在大虞朝,这个名字就是天,压死人不偿命。
“不想说?”
沈十六挑了下眉,转身从炭盆里拎起一把烧得通红的烙铁。
滋滋。
烙铁靠近皮肉,那股热浪还没贴上去,焦糊味先钻进了鼻孔。
“别!别烫!我说!我都说!”
心理防线这东西,一旦开了口子,那就是决堤。
范蠡发出一声杀猪般的嚎叫,鼻涕眼泪全下来了。
“我有账本!我有证据!全在范园后花园的假山暗格里!”
“是严嵩……不,是严老贼这些年在江南收钱洗钱的明细!”
“还有他和无生道的信!都是他让我干的!”
沈十六手腕一抖,通红的烙铁扔进水桶。
嗤——
白雾腾起,遮住了他那张没什么表情的脸。
“雷豹,去取。”
他对门外吩咐了一声,转身看向顾长清。
顾长清笔走龙蛇,把范蠡刚才那几句要命的话全记了下来。
他吹了吹未干的墨迹,合上卷宗。
“有了这东西,严嵩这棵大树,不死也得脱层皮。

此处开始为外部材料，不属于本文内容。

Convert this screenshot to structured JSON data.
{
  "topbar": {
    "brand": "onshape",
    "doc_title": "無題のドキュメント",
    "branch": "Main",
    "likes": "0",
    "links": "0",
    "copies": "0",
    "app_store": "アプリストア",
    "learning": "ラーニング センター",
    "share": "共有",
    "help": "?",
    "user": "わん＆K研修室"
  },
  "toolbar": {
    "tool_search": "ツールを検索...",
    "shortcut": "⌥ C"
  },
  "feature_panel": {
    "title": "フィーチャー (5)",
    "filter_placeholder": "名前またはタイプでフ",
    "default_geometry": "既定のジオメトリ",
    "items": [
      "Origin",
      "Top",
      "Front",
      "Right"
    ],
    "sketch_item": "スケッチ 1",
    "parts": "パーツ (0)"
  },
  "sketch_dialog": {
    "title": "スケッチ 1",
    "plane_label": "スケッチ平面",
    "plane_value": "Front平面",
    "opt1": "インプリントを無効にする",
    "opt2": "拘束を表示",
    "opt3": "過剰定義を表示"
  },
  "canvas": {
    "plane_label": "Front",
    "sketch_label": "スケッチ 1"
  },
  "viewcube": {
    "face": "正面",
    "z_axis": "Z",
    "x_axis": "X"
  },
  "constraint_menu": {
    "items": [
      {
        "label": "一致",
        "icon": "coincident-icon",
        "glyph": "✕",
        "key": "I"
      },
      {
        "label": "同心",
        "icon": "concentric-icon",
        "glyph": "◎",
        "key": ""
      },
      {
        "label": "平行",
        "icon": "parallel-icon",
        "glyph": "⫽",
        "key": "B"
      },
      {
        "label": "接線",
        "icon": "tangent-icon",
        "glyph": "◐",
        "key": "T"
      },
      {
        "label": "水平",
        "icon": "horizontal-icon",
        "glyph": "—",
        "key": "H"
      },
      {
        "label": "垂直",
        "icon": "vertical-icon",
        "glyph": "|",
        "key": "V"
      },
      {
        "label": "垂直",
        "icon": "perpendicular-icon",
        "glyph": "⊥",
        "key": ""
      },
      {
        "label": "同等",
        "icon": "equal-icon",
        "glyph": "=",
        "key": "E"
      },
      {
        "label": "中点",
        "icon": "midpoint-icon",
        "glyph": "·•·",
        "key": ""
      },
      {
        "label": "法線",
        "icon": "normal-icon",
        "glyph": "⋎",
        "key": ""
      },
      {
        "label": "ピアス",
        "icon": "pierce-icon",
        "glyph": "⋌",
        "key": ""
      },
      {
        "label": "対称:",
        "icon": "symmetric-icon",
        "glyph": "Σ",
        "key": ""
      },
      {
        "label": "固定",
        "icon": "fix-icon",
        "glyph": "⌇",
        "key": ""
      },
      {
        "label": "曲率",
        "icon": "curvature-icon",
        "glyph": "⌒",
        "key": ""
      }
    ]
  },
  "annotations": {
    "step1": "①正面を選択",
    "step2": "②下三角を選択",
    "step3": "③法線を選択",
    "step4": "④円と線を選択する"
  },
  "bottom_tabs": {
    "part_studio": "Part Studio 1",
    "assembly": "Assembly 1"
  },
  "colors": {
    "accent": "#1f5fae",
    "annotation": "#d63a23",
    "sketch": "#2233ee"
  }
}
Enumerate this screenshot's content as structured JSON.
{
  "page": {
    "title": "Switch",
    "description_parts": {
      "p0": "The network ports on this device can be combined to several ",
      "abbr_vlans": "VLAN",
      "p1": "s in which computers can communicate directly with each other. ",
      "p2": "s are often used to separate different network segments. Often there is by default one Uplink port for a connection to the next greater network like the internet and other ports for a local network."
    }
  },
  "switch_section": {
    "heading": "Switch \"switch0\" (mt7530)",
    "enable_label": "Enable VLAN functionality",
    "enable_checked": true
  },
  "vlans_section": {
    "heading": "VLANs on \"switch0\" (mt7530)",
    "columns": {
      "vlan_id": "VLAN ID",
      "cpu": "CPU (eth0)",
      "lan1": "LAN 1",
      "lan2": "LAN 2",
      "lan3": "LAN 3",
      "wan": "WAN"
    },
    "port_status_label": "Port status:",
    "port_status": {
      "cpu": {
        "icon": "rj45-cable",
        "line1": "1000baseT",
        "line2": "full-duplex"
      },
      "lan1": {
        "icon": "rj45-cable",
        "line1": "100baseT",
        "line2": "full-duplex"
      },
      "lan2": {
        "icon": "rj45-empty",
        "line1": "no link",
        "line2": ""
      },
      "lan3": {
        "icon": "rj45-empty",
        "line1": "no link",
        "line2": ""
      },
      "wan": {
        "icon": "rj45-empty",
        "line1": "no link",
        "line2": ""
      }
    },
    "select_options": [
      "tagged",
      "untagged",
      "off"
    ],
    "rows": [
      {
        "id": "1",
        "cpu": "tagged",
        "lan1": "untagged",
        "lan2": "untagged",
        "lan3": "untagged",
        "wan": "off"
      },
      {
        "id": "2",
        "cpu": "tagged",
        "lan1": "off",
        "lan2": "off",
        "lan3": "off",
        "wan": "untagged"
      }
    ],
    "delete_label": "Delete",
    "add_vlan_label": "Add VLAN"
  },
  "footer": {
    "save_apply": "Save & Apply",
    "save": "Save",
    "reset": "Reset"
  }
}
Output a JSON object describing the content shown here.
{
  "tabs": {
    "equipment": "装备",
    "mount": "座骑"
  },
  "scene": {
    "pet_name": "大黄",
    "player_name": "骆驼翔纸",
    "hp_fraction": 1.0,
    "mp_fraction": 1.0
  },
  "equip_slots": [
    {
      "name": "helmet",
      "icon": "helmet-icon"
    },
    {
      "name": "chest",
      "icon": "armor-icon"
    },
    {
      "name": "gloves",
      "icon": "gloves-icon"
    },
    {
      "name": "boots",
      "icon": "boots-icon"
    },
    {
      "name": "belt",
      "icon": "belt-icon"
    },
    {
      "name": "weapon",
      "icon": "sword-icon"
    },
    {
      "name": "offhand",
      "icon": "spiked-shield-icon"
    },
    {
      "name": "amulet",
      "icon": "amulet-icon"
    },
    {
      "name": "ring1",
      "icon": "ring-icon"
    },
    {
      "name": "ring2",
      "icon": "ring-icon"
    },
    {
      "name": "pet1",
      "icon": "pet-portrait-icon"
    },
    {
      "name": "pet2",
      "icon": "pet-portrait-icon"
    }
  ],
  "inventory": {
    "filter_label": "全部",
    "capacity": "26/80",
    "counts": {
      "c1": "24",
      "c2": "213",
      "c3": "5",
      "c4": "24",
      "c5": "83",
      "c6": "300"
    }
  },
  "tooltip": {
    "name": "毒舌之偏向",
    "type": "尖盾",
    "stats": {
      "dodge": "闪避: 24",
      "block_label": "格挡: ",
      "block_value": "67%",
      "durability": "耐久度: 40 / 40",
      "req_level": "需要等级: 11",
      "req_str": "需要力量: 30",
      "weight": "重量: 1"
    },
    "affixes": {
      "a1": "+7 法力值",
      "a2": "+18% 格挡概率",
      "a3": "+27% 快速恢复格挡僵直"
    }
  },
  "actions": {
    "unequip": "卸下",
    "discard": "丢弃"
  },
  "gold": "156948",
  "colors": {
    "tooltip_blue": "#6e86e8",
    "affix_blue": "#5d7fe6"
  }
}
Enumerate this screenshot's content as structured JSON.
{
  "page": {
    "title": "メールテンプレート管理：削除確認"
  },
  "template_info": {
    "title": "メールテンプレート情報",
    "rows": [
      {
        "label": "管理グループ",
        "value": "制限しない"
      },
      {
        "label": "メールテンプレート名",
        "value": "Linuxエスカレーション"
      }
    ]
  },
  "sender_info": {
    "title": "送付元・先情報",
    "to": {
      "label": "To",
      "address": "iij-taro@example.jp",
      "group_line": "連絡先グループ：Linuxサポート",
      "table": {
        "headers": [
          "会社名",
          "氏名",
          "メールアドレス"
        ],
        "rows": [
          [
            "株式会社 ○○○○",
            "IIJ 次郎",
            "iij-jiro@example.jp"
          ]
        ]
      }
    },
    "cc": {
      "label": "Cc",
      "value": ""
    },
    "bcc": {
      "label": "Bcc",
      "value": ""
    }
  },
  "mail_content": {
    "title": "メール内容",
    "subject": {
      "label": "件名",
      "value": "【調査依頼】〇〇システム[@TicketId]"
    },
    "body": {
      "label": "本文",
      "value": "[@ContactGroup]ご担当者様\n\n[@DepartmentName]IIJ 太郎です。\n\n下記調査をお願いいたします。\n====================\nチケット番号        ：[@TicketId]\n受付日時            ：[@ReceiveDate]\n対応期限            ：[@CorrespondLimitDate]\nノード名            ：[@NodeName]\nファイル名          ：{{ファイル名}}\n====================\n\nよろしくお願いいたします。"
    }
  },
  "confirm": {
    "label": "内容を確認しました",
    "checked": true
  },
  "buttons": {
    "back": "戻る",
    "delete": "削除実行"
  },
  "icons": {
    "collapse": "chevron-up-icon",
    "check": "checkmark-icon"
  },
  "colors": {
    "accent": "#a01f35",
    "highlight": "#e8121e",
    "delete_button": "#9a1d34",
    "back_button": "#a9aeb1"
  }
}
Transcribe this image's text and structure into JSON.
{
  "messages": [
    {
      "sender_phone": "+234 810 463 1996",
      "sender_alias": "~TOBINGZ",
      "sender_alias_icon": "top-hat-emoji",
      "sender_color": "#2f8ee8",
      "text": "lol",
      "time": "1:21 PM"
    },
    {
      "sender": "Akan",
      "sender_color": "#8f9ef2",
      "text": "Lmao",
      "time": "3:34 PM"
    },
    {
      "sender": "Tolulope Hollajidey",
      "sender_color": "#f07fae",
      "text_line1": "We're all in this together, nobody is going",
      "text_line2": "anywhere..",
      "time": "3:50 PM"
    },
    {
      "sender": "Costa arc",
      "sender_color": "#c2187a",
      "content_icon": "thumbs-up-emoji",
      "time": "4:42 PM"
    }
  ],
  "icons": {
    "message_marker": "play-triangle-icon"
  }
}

”
顾长清把笔扔进笔筒,揉了揉眉心,“这趟江南,没白来。”
他走到窗边,推开满是铁锈的窗棂。
外面的雨停了,天边泛起一点惨白的鱼肚白。
这一夜总算是过去了。
他从怀里摸出一样东西。
那是一个平安符。
做工很粗糙,针脚歪歪扭扭,也就是街边摊上两文钱一个的货色。
那是上次柳如是走的时候,硬塞给他的。
他一直带在身上。
“顾大人,您这成天跟死人打交道,阴气重。这符是我在庙里求的,开过光,保平安的。”
眼前仿佛又浮现出那日她将平安符塞进他手里时,明媚又带着一丝狡黠的笑脸,灿若朝阳。